Things I Will Never Take For Granted Again


These seizures have changed the way I think about things. I can't believe in such a short period of time, just 5 months, how drastically our lives have changed because of them. It must be torture for a Toddler to not be able to get down and play and be so traumatized every time a seizure throws him to the ground, not knowing why. It must be brutal to have to wear that uncomfortable helmet all day long. I know how hot it must be and we haven't really had too many hot summer days yet. Did I mention, we have no air conditioning? The irony is, heat tends to bring on seizures...

As I sit here in bed with him tonight, I can't help but think of all of the things that have changed for him. I'm not feeling sorry for him or us, it's just heartbreaking that this is our new reality. These are some of the things the Doodle used to be able to do that he cannot do anymore. I will never take them for granted again if the seizures ever stop.

Running around the house independently like a big boy, exploring.
Jumping up and down on my lap, off my lap, on my lap, off my lap.
Climbing stairs.
Riding his bike.
Playing in the tub with toys.
Seeing his beautiful head of hair, now I barely recognize him without the helmet on.
Playing on a playground.
Playing basketball with his brother.
Attending a preschool.
Sitting at his little table and doing projects.
Greeting people at the front door.
Keeping himself busy for a few minutes so Mom can go potty.
Being able to sleep in his big boy bed.
Playing hide and go seek.
Chasing the ducks at the park.
Watching him go down the slide and giggle hysterically and climb back up the ladder to do it again.
Going for walks with him while he would push his favorite cart.

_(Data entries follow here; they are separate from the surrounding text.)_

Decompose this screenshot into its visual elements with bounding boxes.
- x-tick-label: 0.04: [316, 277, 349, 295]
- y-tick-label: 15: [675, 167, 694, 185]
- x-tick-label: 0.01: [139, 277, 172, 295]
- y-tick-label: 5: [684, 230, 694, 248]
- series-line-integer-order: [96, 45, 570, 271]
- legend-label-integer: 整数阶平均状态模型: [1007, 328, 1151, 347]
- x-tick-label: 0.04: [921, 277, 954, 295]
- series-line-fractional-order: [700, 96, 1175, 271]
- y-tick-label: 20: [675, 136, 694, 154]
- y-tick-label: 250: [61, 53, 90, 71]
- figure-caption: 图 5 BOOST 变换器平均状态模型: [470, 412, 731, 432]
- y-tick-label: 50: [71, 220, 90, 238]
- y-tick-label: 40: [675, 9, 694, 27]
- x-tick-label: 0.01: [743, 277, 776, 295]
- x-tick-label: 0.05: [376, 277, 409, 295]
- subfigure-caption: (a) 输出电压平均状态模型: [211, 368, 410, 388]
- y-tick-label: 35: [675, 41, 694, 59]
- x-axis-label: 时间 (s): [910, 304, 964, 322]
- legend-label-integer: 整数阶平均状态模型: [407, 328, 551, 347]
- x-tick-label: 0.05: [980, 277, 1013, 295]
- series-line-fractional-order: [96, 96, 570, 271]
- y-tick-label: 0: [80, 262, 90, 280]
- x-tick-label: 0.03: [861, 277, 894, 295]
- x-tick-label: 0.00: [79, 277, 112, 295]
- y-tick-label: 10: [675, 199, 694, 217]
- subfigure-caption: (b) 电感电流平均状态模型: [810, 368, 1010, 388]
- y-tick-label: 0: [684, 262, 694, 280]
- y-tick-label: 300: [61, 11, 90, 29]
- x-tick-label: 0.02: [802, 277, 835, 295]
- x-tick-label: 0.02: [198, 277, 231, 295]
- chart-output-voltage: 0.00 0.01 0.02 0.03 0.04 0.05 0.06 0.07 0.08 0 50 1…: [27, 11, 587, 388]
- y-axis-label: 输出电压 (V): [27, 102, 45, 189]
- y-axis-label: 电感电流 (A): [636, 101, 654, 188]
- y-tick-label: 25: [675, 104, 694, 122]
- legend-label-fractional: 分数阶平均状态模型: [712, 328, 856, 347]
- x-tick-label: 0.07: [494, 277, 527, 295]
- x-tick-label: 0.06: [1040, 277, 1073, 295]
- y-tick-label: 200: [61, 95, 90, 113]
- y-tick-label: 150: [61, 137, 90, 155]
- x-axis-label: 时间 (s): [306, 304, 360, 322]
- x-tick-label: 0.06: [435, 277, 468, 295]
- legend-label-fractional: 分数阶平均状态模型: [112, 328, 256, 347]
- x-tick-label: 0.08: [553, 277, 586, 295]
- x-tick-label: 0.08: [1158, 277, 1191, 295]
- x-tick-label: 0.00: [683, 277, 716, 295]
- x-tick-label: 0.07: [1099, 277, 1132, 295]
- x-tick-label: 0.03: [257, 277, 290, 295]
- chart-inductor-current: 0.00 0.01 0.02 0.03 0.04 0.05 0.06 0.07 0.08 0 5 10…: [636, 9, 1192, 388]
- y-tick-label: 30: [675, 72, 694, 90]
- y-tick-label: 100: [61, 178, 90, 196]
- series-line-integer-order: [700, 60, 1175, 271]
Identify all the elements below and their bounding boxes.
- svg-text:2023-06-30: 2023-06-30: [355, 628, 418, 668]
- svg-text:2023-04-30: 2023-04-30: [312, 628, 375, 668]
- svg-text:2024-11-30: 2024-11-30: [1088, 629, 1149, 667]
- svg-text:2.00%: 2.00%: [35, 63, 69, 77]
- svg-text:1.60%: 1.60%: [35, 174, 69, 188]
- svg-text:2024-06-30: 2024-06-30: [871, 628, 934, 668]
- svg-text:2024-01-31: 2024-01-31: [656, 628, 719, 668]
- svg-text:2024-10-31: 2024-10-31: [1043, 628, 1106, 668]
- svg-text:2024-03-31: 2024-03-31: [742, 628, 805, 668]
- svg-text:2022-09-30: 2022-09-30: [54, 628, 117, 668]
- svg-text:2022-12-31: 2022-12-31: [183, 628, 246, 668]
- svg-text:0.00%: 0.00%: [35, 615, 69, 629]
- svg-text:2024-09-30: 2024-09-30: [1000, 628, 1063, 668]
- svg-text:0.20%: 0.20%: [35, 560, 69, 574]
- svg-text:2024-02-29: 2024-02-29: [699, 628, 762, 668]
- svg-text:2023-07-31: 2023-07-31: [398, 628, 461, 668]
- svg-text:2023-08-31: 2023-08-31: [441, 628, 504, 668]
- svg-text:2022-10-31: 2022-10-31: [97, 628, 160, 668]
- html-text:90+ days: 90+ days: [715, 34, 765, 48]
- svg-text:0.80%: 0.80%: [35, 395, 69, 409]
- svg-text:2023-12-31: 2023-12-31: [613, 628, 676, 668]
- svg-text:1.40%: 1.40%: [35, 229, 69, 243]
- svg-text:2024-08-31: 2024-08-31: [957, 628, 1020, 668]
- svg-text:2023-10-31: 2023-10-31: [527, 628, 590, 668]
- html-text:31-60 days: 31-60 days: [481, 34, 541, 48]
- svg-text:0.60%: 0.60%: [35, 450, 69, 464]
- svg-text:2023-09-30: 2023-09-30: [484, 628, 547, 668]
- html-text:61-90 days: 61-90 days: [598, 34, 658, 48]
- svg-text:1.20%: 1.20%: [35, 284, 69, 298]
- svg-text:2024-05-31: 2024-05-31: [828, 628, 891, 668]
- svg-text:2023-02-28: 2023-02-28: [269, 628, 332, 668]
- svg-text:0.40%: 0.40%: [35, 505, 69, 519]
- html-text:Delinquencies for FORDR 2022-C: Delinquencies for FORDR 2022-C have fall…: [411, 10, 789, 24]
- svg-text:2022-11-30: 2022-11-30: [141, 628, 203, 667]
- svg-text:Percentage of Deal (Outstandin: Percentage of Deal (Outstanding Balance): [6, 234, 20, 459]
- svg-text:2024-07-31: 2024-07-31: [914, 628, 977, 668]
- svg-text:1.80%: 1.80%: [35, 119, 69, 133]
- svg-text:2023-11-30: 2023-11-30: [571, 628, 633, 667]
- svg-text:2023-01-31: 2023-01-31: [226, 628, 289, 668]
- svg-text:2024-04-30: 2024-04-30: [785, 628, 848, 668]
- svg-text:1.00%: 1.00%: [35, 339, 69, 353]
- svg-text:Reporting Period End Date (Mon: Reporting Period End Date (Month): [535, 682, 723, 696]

It's not to say he can't do any part of the above, just not on his own without a shadow hovering over him or two hands holding onto him tightly.

I'm in a real funk tonight after just giving the Doodle a bath, watching him have another seizure in the tub. The simplest thing like a bath has now turned into a big scary nightmare. I've got white knuckles on the tub and the hair on the back of my neck is standing up the whole time. The Doodle doesn't have a clue...he's splashing and having a blast with his soap paint and then boom! He goes down and not gently. He's always thrown down with such force and never puts his hands out to catch his fall. My blood pressure must be through the roof right now. I've never felt so helpless with such heartache and worry.

He's had more than 25 seizures today and he will probably have at least 5 more before the night is over. I cannot imagine the quality of his life, and ours, if these seizures continue at this rate. How can he function? How will he be able to live? His house is no longer a safe place for him. The only time he is safe is when he is in bed with someone or sitting on someone's lap.

1 comment:

  1. Oh my god Angela! This has gotten so out of control. I am so sad for you. I wish and pray for an answer for you guys. Poor little thing - and I know the worry the must be killing you. You are in my thoughts every day. I wish I was nearer so I could come see you.